Thomas Engst

Durch die warmen, fast schon frühlingshaften Temperaturen der letzten Tage angestachelt, nimmt die Vegetation langsam Fahrt auf und somit stehen immer mehr Frühblüher in den Startlöchern. Ein solcher Frühblüher ist das Leberblümchen (Hepatica nobilis). Diese Art hat mich völlig überrumpelt als ich sie gestern gesehen habe. Gewöhnlich taucht H. nobilis erst Mitte März an den mir bekannten Standorten auf.
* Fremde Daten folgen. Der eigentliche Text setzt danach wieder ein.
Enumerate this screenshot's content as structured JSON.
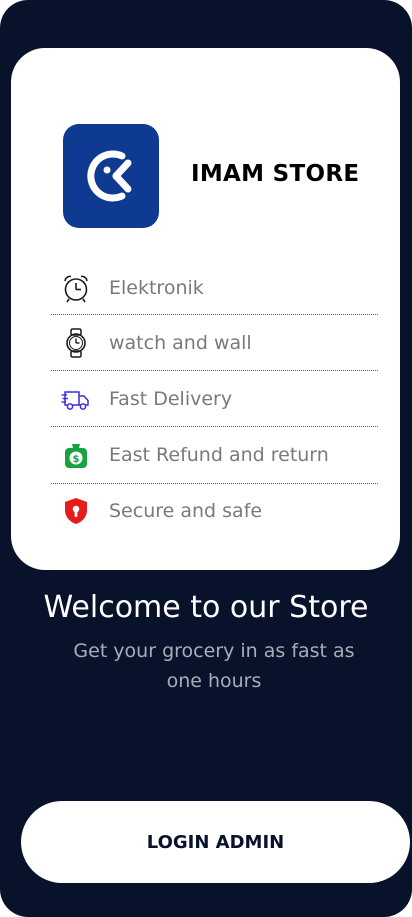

Der Gattungsname Hepatica wie auch der deutsche Trivialname beziehen sich auf die Gestalt der Laubblätter. Die Laubblätter erinnern im Umriss an die Form der menschlichen Leber und begründeten früher den Glauben an die Heilkraft bei Leberleiden. Nun aber zu den vegetativen Merkmalen. Das Leberblümchen ist eine überwinternd grüne, ausdauernde, krautige Pflanze, die Wuchshöhe von 10 bis 25 Zentimetern erreichen kann. Es übersteht den Winter mit sogenannten Überdauerungsknospen, die sich unmittelbar an der Erdoberfläche in den Blattachseln und im Schutz der überdauernden Blätter befinden und gehört deshalb zu den wintergrünen Hemikryptophyten. H. nobilis besitzt ein kurzes, schräg im Boden liegendes, dunkelbraunes Rhizom, welches mit schuppenförmigen Niederblättern besetzt ist. Die Wurzeln des Leberblümchens reichen bis zu 30 Zentimeter tief ins Erdreich.

Hepatica nobilis

Die behaarten, rötlich-braunen Blütenstandsschäfte von Hepatica nobilis wachsen aufrecht. Beinahe direkt über den drei kelchförmigen, grünen Hochblättern, die die Blütenknospen schützend umhüllen und damit die Schutzfunktion des fehlenden Kelchs übernehmen, sitzen die langgestielten Blüten. Die endständigen Blüten sind zwittrig, radiärsymmetrisch und besitzen einen Durchmesser von 15 bis 30 mm. Die sechs bis neun gleich gestalteten Blütenhüllblätter sind blau bis blauviolett gefärbt, selten kommen Exemplare mit weißer oder purpurfarbener Blütenhülle vor. Die blaue Farbe wird durch den Anthocyanfarbstoff Cyanidin erzeugt. Ein Kreis weißlicher Staubblätter umgibt das Blütenzentrum und sorgt für einen markanten Akzent in der Farbgebung der Blüte. Im Blütenzentrum befinden sich zahlreiche freie Fruchtblätter. Sie sind grün gefärbt, länglich geformt und besitzen eine kopfige Narbe.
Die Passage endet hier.